Голос его был насколько холоден, настолько и равнодушен. Дескать, не дашь ответа – черт с тобой, пытать не будем. Застрелим и спросим следующего в очереди желающих жить.
– Зигфрид… – выдавил немец. – Зигфрид Вайс.
– Жить хочешь, Зигфрид Вайс?
– Йа… Йа! Йа!
– Проводи нас в бункер. Будем посмотреть. Амосов! Пошли, прогуляемся.
– Куда? – подбежал особист.
– К Гитлеру в гости.
Компанию Репнину составили Полянский и два пехотинца – громадные близняшки Семеновы.
Подойдя к надстройке бункера, Вайс оглянулся на Гешу.
– Шнелле! – буркнул тот.
И Зигфрид поспешно набрал код на тяжелой двери, она и отворилась. За нею крылось не мрачное подземелье, а ярко освещенный спуск – узковатый трап, двоим на котором не разойтись.
Впереди шагал Вайс, шагал боязливо, постоянно оглядываясь.
Фонарики не понадобились – один из генераторов был запущен, и свет повсюду горел.
Ничего в бункере не напоминало о бомбоубежище или доте – не было тут ни угрюмых бетонных стен со следами опалубки, ни проводов под высоким, метра три, потолком – белые стены, кафель, дубовые панели, паркет, ковровые дорожки, лампы дневного света. Был даже бассейн, хотя воду в нем и спустили.

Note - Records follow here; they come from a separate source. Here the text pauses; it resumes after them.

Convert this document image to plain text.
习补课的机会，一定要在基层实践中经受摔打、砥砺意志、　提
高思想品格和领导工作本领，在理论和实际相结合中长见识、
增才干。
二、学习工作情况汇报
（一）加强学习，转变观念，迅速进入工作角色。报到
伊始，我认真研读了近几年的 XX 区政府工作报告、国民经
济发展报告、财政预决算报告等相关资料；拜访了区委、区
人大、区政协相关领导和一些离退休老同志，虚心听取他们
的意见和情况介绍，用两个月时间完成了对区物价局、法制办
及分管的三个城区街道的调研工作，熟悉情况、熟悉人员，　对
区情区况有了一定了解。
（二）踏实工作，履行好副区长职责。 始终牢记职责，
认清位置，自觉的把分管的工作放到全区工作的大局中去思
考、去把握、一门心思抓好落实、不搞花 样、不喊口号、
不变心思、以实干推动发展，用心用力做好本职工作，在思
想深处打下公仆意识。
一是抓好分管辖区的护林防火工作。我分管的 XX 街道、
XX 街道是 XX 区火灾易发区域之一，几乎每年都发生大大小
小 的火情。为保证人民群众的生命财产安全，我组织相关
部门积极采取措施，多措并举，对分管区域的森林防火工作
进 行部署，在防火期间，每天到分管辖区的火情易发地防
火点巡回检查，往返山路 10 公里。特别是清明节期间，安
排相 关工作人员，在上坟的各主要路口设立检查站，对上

В плане бункер напоминал букву «Г», и там, где сейчас проходил Геша, был седьмой этаж. Спустившись на шестой, Репнин оказался перед закрытой дверью – она просто притягивала к себе, уводя от прохода в сторону. Вернее, дверей было две, внешняя, деревянная и открытая, и внутренняя, стальная и запертая.

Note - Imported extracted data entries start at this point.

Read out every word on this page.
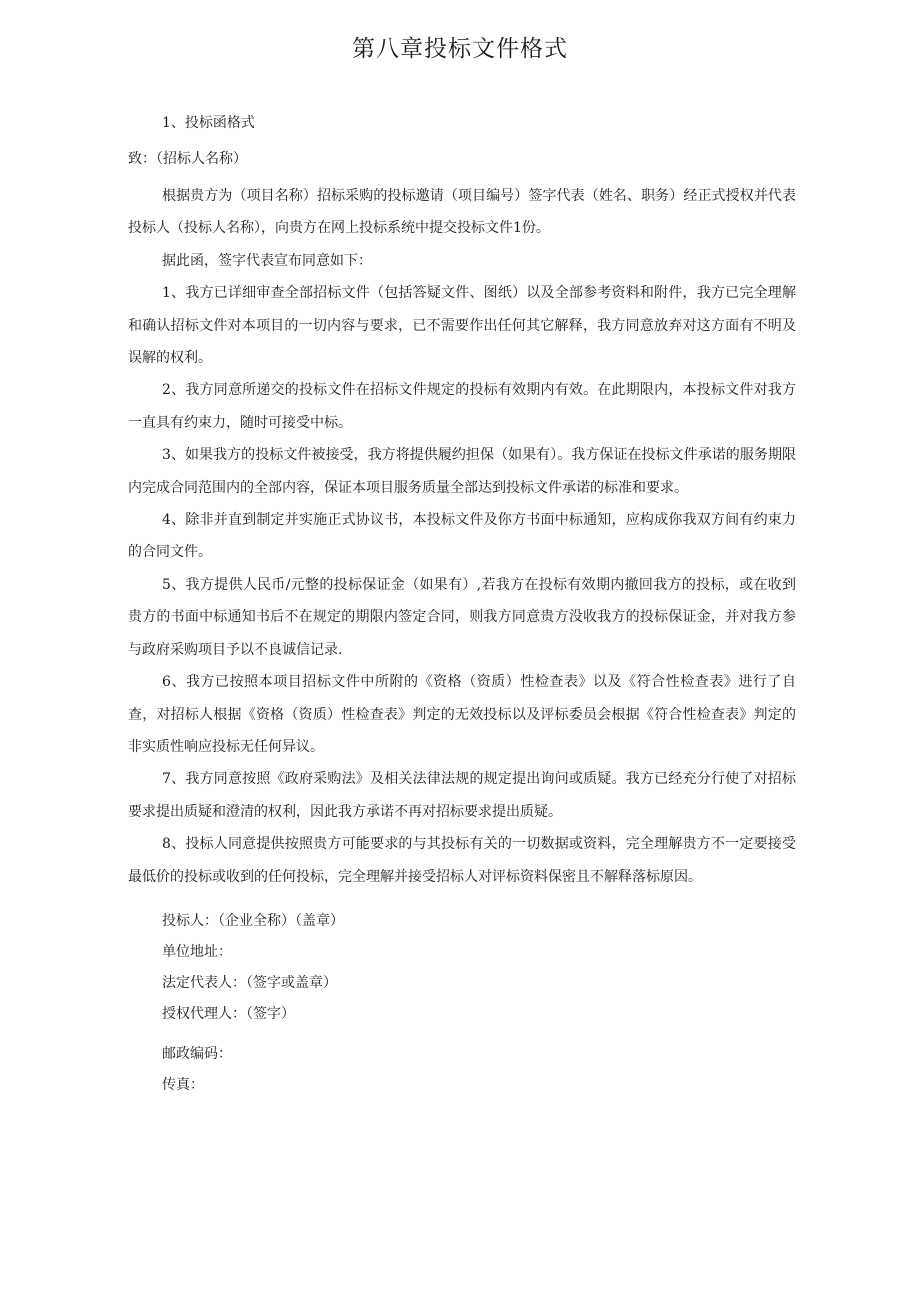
第八章投标文件格式
1、投标函格式
致：（招标人名称）

根据贵方为（项目名称）招标采购的投标邀请（项目编号）签字代表（姓名、职务）经正式授权并代表投标人（投标人名称），向贵方在网上投标系统中提交投标文件1份。

据此函，签字代表宣布同意如下：

1、我方已详细审查全部招标文件（包括答疑文件、图纸）以及全部参考资料和附件，我方已完全理解和确认招标文件对本项目的一切内容与要求，已不需要作出任何其它解释，我方同意放弃对这方面有不明及误解的权利。

2、我方同意所递交的投标文件在招标文件规定的投标有效期内有效。在此期限内，本投标文件对我方一直具有约束力，随时可接受中标。

3、如果我方的投标文件被接受，我方将提供履约担保（如果有）。我方保证在投标文件承诺的服务期限内完成合同范围内的全部内容，保证本项目服务质量全部达到投标文件承诺的标准和要求。

4、除非并直到制定并实施正式协议书，本投标文件及你方书面中标通知，应构成你我双方间有约束力的合同文件。

5、我方提供人民币/元整的投标保证金（如果有）,若我方在投标有效期内撤回我方的投标，或在收到贵方的书面中标通知书后不在规定的期限内签定合同，则我方同意贵方没收我方的投标保证金，并对我方参与政府采购项目予以不良诚信记录.

6、我方已按照本项目招标文件中所附的《资格（资质）性检查表》以及《符合性检查表》进行了自查，对招标人根据《资格（资质）性检查表》判定的无效投标以及评标委员会根据《符合性检查表》判定的非实质性响应投标无任何异议。

7、我方同意按照《政府采购法》及相关法律法规的规定提出询问或质疑。我方已经充分行使了对招标要求提出质疑和澄清的权利，因此我方承诺不再对招标要求提出质疑。

8、投标人同意提供按照贵方可能要求的与其投标有关的一切数据或资料，完全理解贵方不一定要接受最低价的投标或收到的任何投标，完全理解并接受招标人对评标资料保密且不解释落标原因。

投标人：（企业全称）（盖章）
单位地址：
法定代表人：（签字或盖章）
授权代理人：（签字）
邮政编码：
传真：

– Семенов, – сказал Геша, – сбегай к Кочеткову, скажешь, чтоб саперов направил сюда – эту дверь надо вскрыть.
– Есть!
Один из двойняшек убежал, грюкая сапогами, а Репнин спустился на пятый этаж, где когда-то располагались шифровальщики и особая охрана. Здесь, в длинных комнатах, рядами стояли пульты, путались провода и вороха бумажных лент, валялись стулья, висели наушники. В помещениях для охранников воняло оружейной смазкой и звучало гулкое эхо.

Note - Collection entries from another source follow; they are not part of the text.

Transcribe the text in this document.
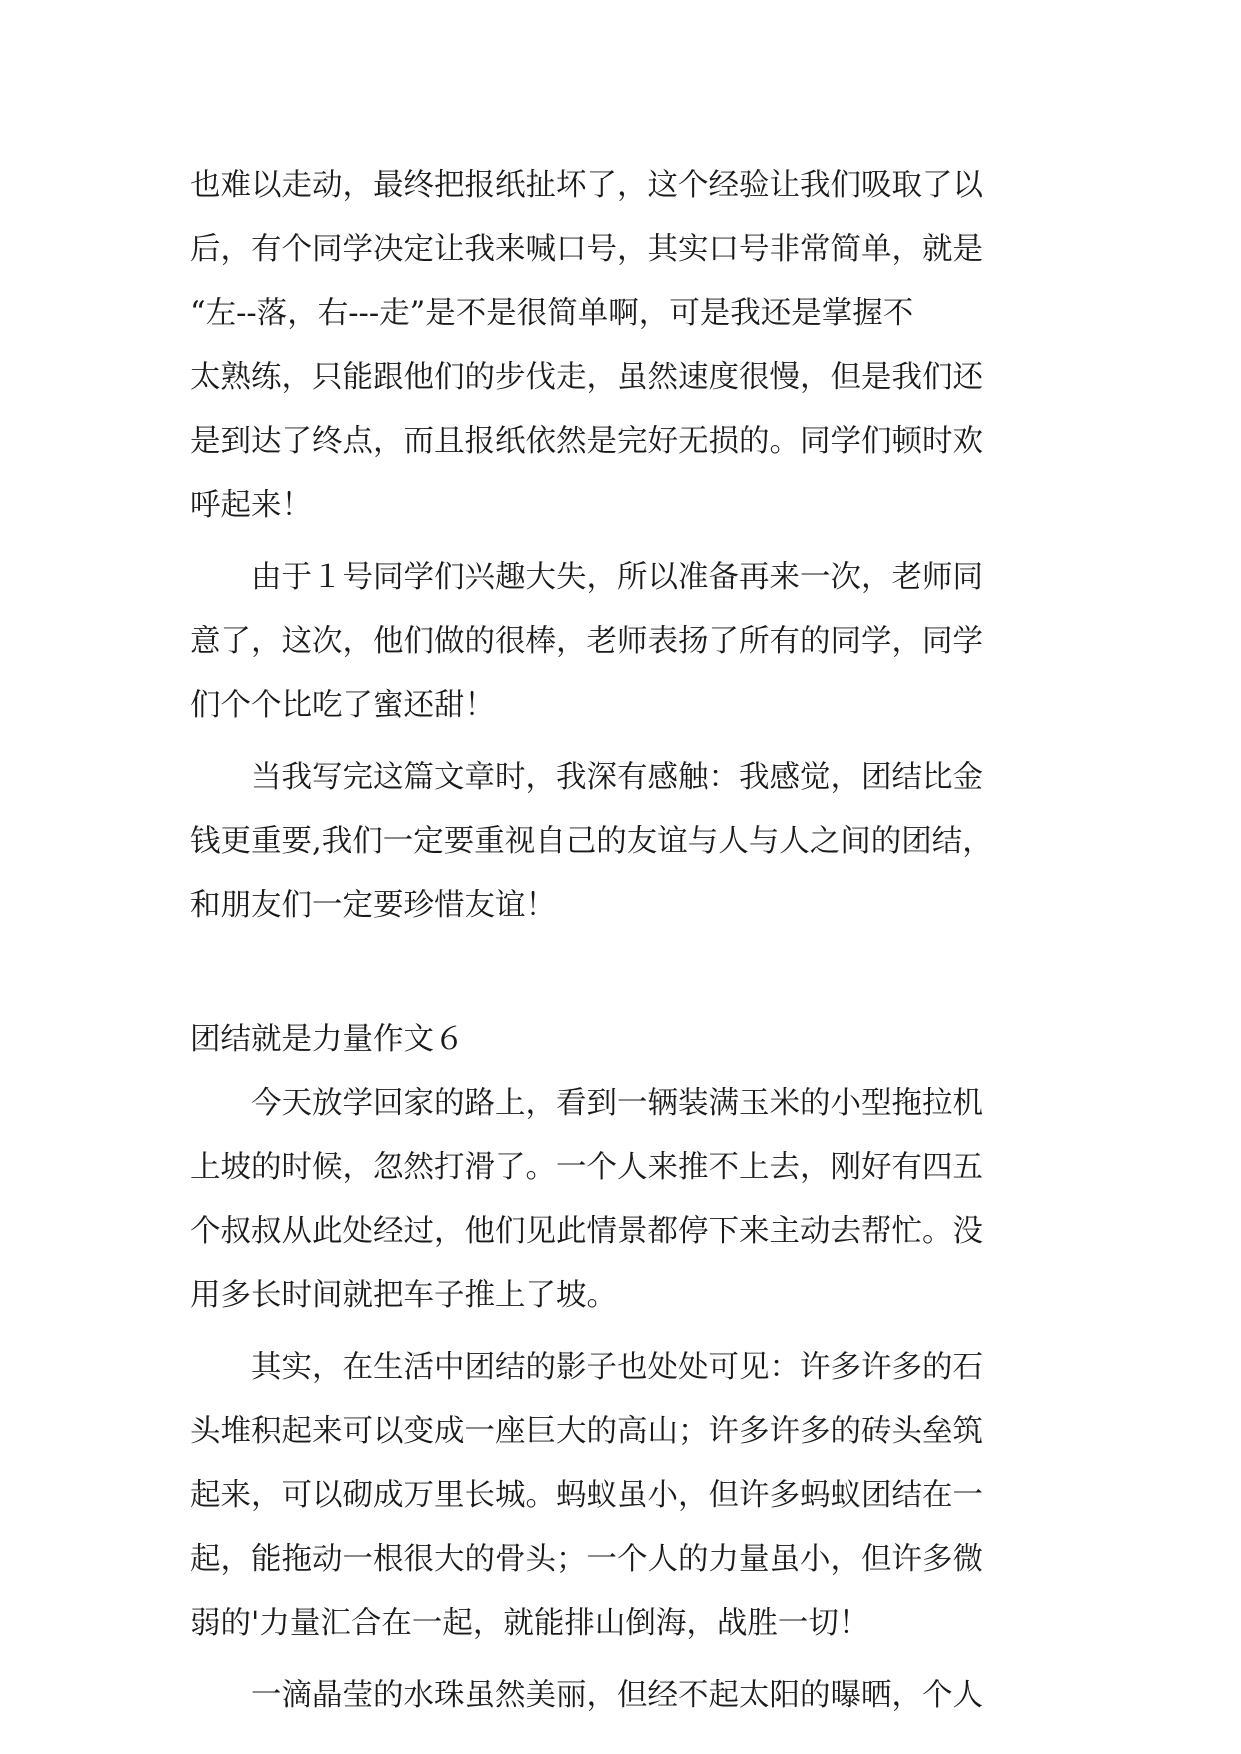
也难以走动，最终把报纸扯坏了，这个经验让我们吸取了以
后，有个同学决定让我来喊口号，其实口号非常简单，就是
“左--落，右---走”是不是很简单啊，可是我还是掌握不
太熟练，只能跟他们的步伐走，虽然速度很慢，但是我们还
是到达了终点，而且报纸依然是完好无损的。同学们顿时欢
呼起来！
　　由于１号同学们兴趣大失，所以准备再来一次，老师同
意了，这次，他们做的很棒，老师表扬了所有的同学，同学
们个个比吃了蜜还甜！
　　当我写完这篇文章时，我深有感触：我感觉，团结比金
钱更重要,我们一定要重视自己的友谊与人与人之间的团结，
和朋友们一定要珍惜友谊！
团结就是力量作文６
　　今天放学回家的路上，看到一辆装满玉米的小型拖拉机
上坡的时候，忽然打滑了。一个人来推不上去，刚好有四五
个叔叔从此处经过，他们见此情景都停下来主动去帮忙。没
用多长时间就把车子推上了坡。
　　其实，在生活中团结的影子也处处可见：许多许多的石
头堆积起来可以变成一座巨大的高山；许多许多的砖头垒筑
起来，可以砌成万里长城。蚂蚁虽小，但许多蚂蚁团结在一
起，能拖动一根很大的骨头；一个人的力量虽小，但许多微
弱的'力量汇合在一起，就能排山倒海，战胜一切！
　　一滴晶莹的水珠虽然美丽，但经不起太阳的曝晒，个人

Теперь вниз вела мраморная лестница – Геше она напомнила спуск на какой-то из станций московского метро – помпезность зашкаливала.
Минуя помещение для генералитета на четвертом этаже, Репнин одолел ступени, ведущие на третий ярус – тут находились личные апартаменты Гитлера. Оглядываясь по сторонам и страхуясь, Репнин отворил дверь кабинета.
Большое помещение было обставлено, как роскошный офис – кресла, стол, статуя в углу, напольные часы, сейф…
– Амосов, будь другом, погляди, что там внизу.
– Сейчас!
– Там должны быть технические этажи, дизель-генераторы, очистные, канализация всякая…
– Понял!
Амосов, прихватив Семенова, сбежал вниз.
– Да-а… – протянул Полянский, оглядывая кабинет фюрера. – Не хило Адольф жил…
– Живет еще, – поправил его Репнин. – Пока!
Толкнув высокую дверь из полированного дерева, он перешагнул порог, ступая по оранжевому ковру. Тут была опочивальня и витал запах парфюма. Наверное, того, которым душилась Ева Браун.
Даже сувенир не возьмешь – пусто. Пусто на полках, в ящиках, кровать голая стоит…
Случайно заметив тень, Геша резко обернулся.
Одна из стен спальни была задернута шторами в оборках. Как оказалось, плотная ткань скрывала неприметную дверь в тайную комнату. На ее пороге стоял высокий немец, этакий образчик эсэсовца – сапоги блестят, хоть смотрись в них, черный мундир с рунами и прочими онерами да причиндалами сидит как влитой, на фуражке с высокой тульей щерится череп.
Гладкое, чуть ли не выскобленное лицо оберштурмбанфюрера выглядело холеным, даже так – породистым. И как же оно исказилось при виде русского танкиста в черном комбезе, в шлемофоне, сдвинутом на затылок, да в ватнике, наброшенном на плечи! Скривилось, перекосилось, обезобразилось.
– Руссиш швайн! – взвизгнул эсэсовец, хватаясь за кобуру.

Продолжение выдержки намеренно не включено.